I was interrupted with a call from my friend John in Michigan. He was giving me the "skinny" on the new Lowrey Imperial organ. It will not be ready for public roll-out until April, and it will be another limited edition. Sounds like it's a wonderful organ, but frankly, I am not in the market. What would I do with 24 more new rhythms, and numerous new organ sounds. Dennis Awe did the new intro and ending arrangements and apparently there are several more to choose from. HOW ABOUT NEW FILLS? I don't know, but I bet they are there. Anyway, a startling new feature is that the "bench" is apparently styled like a car seat and the speakers (which must be remote as they are not wired into the organ) are in the back of the seat. John was told it is very neat and sounds are outstanding. Incidentally, one dealer said it was confidential information and he could not talk about it; but another dealer was more than willing to discuss what he could remember as key features, after a brief chance to look at it.

Since I was going to discuss Andrew Lloyd Webber and play his music for my first Braodway program, I will share information on him with you readers.

He was born in England in 1948 of musician parents. He began composing at the age of six, and published his first piece at the age of nine. He has been married three times, and has five children. His second wife was Sarah Brightman whom he cast as the lead in Phantom of the Opera. He was knighted in 1992, and was created a "life peer" in 1997. His wife Madeleine is technically Lady Lloyd-Webber.

I found it interesting that Lloyd Webber wrote two musicals with Bible themes: Jesus Christ Super Star and Joseph and the Amazing Technicolor Dreamcoat. There was an outcry from some Christian churches about "Super Star", but I was not personally offended by the lyrics. I think it reflected more thoughtfulness than blasphemy. There may have very well been people who asked "who do you think you are?" as Jesus went about in his rather common attire doing what was recorded as miracles. And if you don't care for the words, you have to respect the variety of music which makes up the entire production.
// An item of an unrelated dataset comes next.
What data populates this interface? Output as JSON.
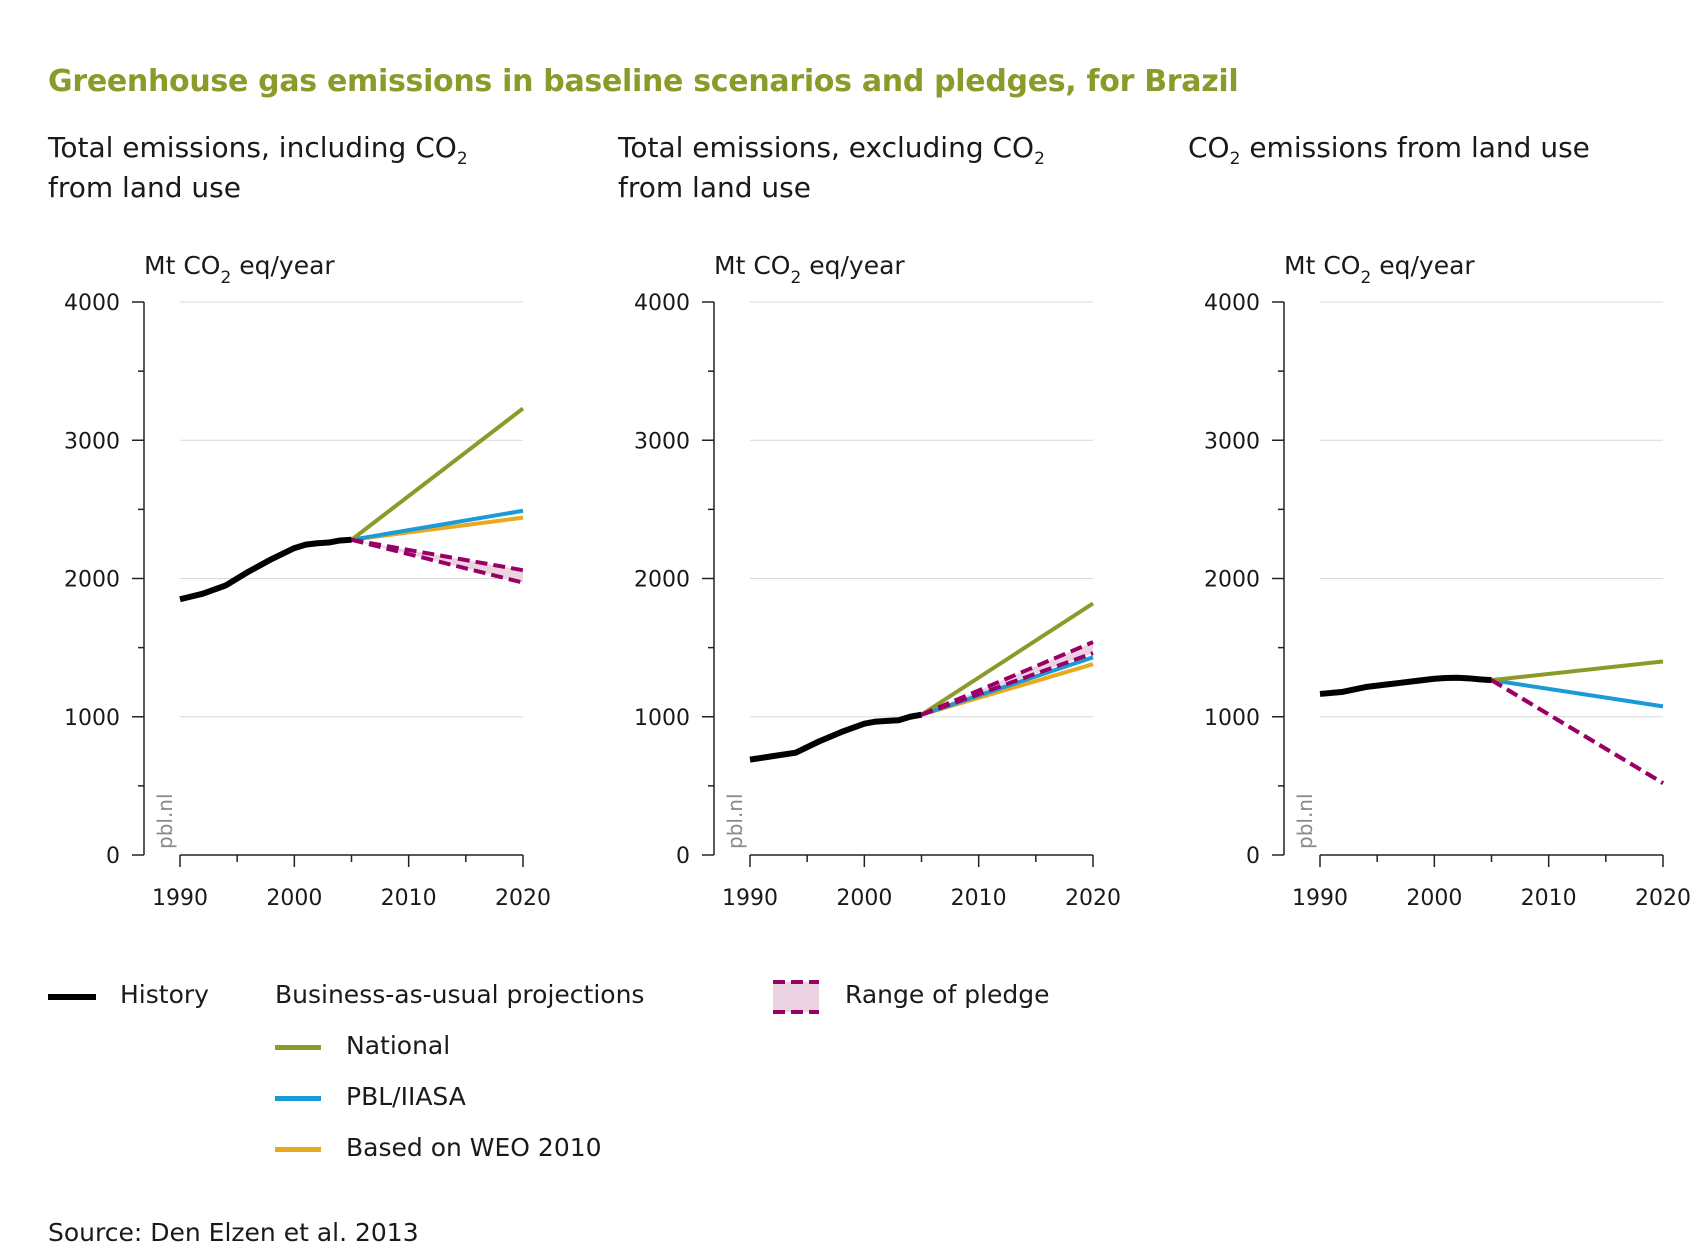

I do like Josephs' Dreamcoat. I think it is colorful and exciting and entertaining. I love the words. The story of Joseph and his colorful coat is one of the Bible's most dramatic and understandable. I find it one of the most listenable musicals ever written. I personally never tire of its humorous quilt of styles such as Calypso and country. If you have not listened to Dreamcoat you have missed a gem.

In some works, Lloyd Webber collaborated with Tim Rice. EVITA was one such production. Probably the most recognized piece from that musical is "Don't Cry For Me Argentina." Pattie Lupone played Evita in the first Broadway presentation. She won a Tony for it. Evita ran for ten years in the West End before transferring to Broadway in 1979.

Rice and Lloyd Webber parted ways. LW embarked on a new project with T.S. Eliot's poetry to write what was to become the longest running show on Broadway - 18 years!
(That record was broken by Phantom.) He wrote "Starlight Express" has done tours in the US, and will has transferred to New Zealand. It has also run for 21 in a permanent custom-built theatre in German .

This does not by any means speak to all of his compositions. He is a talented diverse musical genius who has written numerous religious pieces, a Requiem to his father, and a lesser know Broadway piece, "Aspects of Love." He was diagnosed with prostate
cancer and recent good news is that he is in recovery after surgery.

"Come on along and listen to, The Lullaby of Broadway,
The hiphooray and ballyhoo, the Lullaby of Broadway.

Keep a song in your heart and keep the music playing.